The Technical Centre for Agricultural and Rural Cooperation (CTA) shut down its activities in December 2020 at the end of its mandate. The administrative closure of the Centre was completed in November 2021.

Why mobile technology might not increase opportunities for women in agriculture

Opinion: Digital solutions

 

While most of us would agree about the disruptive potential of digital technology, we haven’t yet seen a radical shift in productivity caused by digitisation in agriculture. One of the reasons why agriculture is likely to be the last sector to be reshaped by digital technology is the traditional nature of this very old industry – dating back as far as 11,000 years. Another reason for this technological lag comes from the fact that 80% of the food consumed today is produced by smallholders, so if we have to increase the efficiency of the agricultural sector to meet the growing global food demand, the target for digitisation is the smallholder farmers and the way they run the farms.

Fortunately, the unique subscriber penetration rates in sub-Saharan Africa (SSA) are already reaching 50% (among the total population) and, by 2025, 66% of all connections will be done via smartphones. Availability of basic technology and infrastructure gives us hope that the digital tools will make a big difference to how farmers run their business.

In fact, digital applications are already transforming the way farmers access services, markets and assets. Mobile value added services offer information support to smallholders, including climate resilience services as well as extension advice. Mobile financial services are used for payments to farmers which promote the use of derivative services, like savings and credit. For instance, in our recent project with MTN Ghana, women started saving on mobile money wallets when payments for their produce were done through mobile money.

Digital tools are also changing the way farmers access markets, as agricultural buyers use traceability solutions and a new wave of agri e-commerce players offers farmers an alternative route to market. Farmers are also now able to access equipment on a pay-as-you-go basis rather than having to pay for the assets upfront, which is impossible for most smallholders considering the low levels of financial inclusion.

This array of digital tools in emerging markets is starting to attract commercial and impact investors, with a volume of commercial capital into agri-tech solutions in SSA having reached €47 million in 2018.
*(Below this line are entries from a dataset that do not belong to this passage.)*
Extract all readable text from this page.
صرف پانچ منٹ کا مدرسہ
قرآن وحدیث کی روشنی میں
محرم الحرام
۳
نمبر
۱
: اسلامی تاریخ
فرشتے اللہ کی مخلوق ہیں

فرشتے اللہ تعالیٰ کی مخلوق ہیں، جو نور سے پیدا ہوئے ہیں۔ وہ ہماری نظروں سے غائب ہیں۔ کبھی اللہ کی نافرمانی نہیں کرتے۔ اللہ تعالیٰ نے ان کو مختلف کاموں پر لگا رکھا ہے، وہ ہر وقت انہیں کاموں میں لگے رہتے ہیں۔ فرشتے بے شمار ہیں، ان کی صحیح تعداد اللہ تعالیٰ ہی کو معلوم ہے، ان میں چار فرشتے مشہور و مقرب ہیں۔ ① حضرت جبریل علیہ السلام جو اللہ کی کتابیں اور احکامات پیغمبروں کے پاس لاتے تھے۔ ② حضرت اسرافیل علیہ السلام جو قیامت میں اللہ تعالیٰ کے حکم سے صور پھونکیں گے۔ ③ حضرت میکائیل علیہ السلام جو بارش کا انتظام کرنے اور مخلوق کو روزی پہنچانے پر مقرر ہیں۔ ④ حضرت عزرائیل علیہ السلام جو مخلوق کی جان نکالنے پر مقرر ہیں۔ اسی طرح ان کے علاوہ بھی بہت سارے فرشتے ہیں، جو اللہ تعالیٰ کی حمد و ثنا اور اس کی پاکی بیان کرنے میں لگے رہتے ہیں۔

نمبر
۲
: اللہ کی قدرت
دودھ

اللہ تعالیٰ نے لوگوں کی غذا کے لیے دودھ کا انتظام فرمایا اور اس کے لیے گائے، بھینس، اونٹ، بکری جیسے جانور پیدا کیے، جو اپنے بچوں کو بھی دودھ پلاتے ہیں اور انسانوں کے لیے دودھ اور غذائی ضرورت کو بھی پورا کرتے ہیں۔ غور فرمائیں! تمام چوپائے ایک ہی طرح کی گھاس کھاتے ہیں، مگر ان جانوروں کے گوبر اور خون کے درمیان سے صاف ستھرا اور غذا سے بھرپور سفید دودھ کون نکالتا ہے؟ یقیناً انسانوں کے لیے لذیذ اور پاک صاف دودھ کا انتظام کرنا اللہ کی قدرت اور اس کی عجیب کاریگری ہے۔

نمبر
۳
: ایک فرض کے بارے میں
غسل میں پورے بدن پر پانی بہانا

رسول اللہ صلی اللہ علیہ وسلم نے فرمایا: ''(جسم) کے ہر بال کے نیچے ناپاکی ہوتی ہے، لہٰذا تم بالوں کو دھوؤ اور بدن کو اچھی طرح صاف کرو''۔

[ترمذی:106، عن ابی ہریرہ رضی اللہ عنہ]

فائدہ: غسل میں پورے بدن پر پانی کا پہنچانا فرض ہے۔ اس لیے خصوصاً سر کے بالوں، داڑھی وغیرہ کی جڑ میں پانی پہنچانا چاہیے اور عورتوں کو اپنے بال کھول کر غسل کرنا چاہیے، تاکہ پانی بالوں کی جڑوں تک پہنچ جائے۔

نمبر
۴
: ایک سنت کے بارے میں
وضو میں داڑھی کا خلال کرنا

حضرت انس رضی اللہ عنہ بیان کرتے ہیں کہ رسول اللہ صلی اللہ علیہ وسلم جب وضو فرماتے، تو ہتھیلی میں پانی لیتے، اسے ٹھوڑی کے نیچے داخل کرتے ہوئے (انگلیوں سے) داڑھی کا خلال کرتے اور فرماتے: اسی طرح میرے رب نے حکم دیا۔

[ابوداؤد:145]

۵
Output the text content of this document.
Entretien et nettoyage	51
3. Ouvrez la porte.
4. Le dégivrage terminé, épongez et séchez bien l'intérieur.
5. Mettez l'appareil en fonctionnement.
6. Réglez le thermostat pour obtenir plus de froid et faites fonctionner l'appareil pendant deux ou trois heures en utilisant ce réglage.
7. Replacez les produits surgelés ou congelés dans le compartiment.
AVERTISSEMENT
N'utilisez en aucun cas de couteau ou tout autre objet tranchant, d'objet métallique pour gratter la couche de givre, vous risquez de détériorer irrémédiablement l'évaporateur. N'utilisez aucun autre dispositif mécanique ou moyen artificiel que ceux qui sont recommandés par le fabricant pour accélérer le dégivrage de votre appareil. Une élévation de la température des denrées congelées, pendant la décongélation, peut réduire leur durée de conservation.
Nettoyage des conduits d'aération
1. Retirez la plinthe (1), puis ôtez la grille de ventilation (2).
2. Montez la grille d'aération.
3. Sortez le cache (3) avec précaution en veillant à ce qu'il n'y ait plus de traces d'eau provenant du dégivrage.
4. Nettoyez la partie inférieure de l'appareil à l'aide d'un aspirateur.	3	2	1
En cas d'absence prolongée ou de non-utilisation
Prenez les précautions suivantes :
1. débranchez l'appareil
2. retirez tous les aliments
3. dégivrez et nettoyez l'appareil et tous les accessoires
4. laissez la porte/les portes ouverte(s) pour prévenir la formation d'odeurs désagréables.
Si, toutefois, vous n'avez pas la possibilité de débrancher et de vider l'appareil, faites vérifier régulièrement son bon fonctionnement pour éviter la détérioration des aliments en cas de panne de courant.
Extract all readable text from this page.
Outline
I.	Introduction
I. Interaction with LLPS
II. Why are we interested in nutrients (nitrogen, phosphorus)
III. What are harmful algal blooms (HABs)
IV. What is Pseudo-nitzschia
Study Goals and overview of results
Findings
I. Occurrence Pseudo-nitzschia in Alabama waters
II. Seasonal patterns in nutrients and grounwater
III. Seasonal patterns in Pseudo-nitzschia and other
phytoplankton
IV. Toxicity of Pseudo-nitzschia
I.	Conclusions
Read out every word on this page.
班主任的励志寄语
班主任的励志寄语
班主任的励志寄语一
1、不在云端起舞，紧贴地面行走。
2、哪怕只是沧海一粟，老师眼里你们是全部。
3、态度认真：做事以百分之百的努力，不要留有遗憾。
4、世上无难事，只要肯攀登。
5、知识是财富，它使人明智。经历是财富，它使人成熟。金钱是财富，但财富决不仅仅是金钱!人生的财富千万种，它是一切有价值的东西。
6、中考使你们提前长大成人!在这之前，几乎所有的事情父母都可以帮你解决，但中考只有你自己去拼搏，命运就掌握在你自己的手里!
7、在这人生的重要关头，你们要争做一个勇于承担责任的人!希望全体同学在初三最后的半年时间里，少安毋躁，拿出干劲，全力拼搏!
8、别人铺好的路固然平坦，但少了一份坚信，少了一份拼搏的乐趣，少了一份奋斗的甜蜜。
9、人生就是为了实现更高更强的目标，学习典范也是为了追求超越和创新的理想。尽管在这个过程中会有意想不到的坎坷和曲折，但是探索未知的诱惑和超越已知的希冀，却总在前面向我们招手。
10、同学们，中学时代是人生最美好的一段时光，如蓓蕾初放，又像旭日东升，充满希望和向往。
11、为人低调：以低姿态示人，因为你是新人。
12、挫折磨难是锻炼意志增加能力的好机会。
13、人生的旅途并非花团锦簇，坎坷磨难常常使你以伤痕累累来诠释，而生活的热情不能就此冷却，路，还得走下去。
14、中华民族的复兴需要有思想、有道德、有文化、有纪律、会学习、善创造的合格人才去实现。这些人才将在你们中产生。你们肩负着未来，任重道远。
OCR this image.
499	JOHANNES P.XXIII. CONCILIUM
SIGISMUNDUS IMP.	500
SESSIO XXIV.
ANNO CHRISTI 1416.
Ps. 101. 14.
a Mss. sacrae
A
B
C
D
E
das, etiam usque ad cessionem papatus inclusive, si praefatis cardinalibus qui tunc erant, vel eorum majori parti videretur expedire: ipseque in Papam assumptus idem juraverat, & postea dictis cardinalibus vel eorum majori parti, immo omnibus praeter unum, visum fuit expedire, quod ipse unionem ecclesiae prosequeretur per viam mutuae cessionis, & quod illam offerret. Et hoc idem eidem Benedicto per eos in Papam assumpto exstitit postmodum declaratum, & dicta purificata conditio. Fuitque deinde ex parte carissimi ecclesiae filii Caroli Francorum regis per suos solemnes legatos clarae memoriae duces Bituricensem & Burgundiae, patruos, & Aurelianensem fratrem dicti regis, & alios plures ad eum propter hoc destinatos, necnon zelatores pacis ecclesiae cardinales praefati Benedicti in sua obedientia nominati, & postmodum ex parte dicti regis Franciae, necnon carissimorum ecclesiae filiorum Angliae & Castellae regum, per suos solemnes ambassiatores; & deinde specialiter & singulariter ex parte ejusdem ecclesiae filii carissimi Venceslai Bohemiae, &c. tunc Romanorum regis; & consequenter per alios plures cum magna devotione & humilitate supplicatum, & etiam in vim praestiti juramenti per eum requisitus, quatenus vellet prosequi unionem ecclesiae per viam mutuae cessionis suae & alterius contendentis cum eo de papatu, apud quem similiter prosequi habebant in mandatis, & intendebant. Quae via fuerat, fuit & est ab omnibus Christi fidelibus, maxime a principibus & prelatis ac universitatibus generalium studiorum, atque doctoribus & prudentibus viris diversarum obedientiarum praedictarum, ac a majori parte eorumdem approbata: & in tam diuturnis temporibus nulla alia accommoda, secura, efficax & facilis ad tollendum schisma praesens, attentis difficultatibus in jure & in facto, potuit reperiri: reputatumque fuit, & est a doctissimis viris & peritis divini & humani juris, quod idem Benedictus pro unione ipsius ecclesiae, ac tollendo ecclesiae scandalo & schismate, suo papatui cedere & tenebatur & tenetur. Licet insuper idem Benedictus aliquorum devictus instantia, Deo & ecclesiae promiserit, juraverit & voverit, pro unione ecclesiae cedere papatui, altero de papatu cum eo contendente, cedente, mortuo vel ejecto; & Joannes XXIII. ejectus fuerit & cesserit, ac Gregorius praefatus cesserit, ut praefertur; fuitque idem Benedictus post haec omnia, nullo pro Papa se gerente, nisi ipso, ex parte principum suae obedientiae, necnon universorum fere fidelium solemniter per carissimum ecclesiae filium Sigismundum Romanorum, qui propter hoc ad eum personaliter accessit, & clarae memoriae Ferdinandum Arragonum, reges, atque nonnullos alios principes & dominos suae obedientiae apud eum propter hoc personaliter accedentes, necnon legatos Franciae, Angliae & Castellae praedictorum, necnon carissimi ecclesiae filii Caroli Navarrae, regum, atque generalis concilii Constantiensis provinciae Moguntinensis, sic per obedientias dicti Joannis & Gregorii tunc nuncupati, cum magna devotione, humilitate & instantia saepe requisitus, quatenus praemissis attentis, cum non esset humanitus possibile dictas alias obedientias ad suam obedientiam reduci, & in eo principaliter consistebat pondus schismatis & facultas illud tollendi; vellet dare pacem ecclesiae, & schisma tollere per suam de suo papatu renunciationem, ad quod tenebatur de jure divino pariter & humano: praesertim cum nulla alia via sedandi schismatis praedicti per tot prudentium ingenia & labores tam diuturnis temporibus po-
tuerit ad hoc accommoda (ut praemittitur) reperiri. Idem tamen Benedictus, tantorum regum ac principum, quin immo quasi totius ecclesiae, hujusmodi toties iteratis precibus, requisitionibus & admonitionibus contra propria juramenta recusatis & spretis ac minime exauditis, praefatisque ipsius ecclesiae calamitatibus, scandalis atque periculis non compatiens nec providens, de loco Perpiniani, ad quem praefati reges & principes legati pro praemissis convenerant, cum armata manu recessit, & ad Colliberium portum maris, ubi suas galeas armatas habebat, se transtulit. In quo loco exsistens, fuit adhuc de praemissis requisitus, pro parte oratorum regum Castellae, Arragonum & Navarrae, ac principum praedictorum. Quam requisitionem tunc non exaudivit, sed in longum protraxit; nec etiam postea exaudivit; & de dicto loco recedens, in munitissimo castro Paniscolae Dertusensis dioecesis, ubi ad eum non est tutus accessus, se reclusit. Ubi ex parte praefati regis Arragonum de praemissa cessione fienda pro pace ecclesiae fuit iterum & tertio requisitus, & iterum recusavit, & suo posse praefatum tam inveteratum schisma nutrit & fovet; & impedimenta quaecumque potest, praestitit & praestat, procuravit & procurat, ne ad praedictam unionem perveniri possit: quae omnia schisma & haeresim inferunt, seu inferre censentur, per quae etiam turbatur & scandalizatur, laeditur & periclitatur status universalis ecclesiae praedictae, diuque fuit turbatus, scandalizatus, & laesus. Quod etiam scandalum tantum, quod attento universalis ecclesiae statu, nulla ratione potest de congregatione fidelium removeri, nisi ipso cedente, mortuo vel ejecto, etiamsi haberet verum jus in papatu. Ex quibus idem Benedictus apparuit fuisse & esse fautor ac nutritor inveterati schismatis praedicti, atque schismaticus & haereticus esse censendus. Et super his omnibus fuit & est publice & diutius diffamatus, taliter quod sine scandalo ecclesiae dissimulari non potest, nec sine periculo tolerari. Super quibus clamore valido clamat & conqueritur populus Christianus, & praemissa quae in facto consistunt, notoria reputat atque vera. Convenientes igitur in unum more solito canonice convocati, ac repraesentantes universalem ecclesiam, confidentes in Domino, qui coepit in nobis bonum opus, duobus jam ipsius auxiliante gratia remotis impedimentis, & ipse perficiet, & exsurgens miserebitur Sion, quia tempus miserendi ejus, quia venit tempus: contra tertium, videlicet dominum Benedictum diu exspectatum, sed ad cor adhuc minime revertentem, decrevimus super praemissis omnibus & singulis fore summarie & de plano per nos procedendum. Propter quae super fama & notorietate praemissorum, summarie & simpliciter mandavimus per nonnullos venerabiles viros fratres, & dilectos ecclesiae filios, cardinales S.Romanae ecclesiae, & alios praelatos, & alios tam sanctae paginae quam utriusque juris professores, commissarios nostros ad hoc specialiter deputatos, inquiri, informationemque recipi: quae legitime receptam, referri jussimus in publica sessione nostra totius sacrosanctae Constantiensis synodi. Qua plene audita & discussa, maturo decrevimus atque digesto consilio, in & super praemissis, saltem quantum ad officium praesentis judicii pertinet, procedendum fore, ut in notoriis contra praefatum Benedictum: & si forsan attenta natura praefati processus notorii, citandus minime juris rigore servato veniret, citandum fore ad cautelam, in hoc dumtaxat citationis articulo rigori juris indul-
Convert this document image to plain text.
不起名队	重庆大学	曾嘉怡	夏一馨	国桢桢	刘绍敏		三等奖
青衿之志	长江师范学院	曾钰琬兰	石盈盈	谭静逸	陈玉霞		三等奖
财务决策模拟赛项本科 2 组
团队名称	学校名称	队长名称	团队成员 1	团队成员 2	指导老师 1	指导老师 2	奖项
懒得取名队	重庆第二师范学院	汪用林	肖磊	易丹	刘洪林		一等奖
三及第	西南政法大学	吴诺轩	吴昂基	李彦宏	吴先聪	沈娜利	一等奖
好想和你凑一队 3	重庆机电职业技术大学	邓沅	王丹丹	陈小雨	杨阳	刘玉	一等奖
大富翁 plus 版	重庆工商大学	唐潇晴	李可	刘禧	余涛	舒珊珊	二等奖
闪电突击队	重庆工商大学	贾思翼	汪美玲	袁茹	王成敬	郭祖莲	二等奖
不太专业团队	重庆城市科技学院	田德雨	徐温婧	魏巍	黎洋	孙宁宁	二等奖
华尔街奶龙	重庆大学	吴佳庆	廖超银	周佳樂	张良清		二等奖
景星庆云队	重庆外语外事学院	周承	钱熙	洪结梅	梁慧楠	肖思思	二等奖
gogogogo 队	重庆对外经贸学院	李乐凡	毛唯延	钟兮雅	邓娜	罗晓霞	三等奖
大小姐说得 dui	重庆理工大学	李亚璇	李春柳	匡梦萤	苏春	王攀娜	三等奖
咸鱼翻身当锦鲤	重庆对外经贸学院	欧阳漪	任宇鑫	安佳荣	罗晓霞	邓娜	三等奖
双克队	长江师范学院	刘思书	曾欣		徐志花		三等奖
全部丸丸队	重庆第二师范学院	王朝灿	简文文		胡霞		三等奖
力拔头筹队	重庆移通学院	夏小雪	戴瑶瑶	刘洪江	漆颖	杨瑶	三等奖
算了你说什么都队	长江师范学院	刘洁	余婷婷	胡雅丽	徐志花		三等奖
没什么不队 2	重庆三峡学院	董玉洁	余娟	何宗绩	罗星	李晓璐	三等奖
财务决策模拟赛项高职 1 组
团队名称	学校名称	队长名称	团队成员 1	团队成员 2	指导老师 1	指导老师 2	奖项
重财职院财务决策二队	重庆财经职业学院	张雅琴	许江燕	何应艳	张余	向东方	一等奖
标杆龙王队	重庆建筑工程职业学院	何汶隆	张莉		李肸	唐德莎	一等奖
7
However, with all this promise and positive trends, do women farmers make the use of digital services? As women represent 50% of the labour force in agriculture, achieving efficiency in agricultural sector and food security would require equally empowering women and men in farming. On the one hand, as some GSMA projects in mobile agriculture have demonstrated, women farmers are actively adopting digital agriculture solutions and becoming power users. At the same time, there remains a wide gender gap in access to mobile services that prevents women farmers from benefiting from digital innovation at scale.

The gender gap means that women in SSA are 15% less likely to own a mobile phone, and this gap is further increasing when we look at the use of more complex services. For example, women are 41% less likely than men to use mobile internet. Why does such gender gap continue to exist? The most cited reason for not being able to access mobile technology is literacy and skills, the second barrier identified is affordability, with both of those reasons being underpinned by social norms. As long as girls remain at the bottom of the list of children in the family to receive education, and as long as women are second in the household to purchase a mobile phone, we will continue to witness a gender gap in the access to mobile enabled innovation.

The most important actions we can take as a community of practitioners to close the gender gap are: 1) to understand women’s needs and barriers; and 2) to design with women and for women, by including them in every step of the product lifecycle. When women users are included in the product development process, the service providers become aware of the need to: employ women agents for the distribution of the services and products; represent women in the marketing materials; and, use voice interfaces to increase accessibility for illiterate users.

Women equitability requires conscious and continuous effort from all players in the value chain – impact and commercial investors, start-ups and established companies as well as implementing organisations. All of us have to take responsibility for the equitable social outcomes, starting from how we design our own processes and teams, and to lead by example.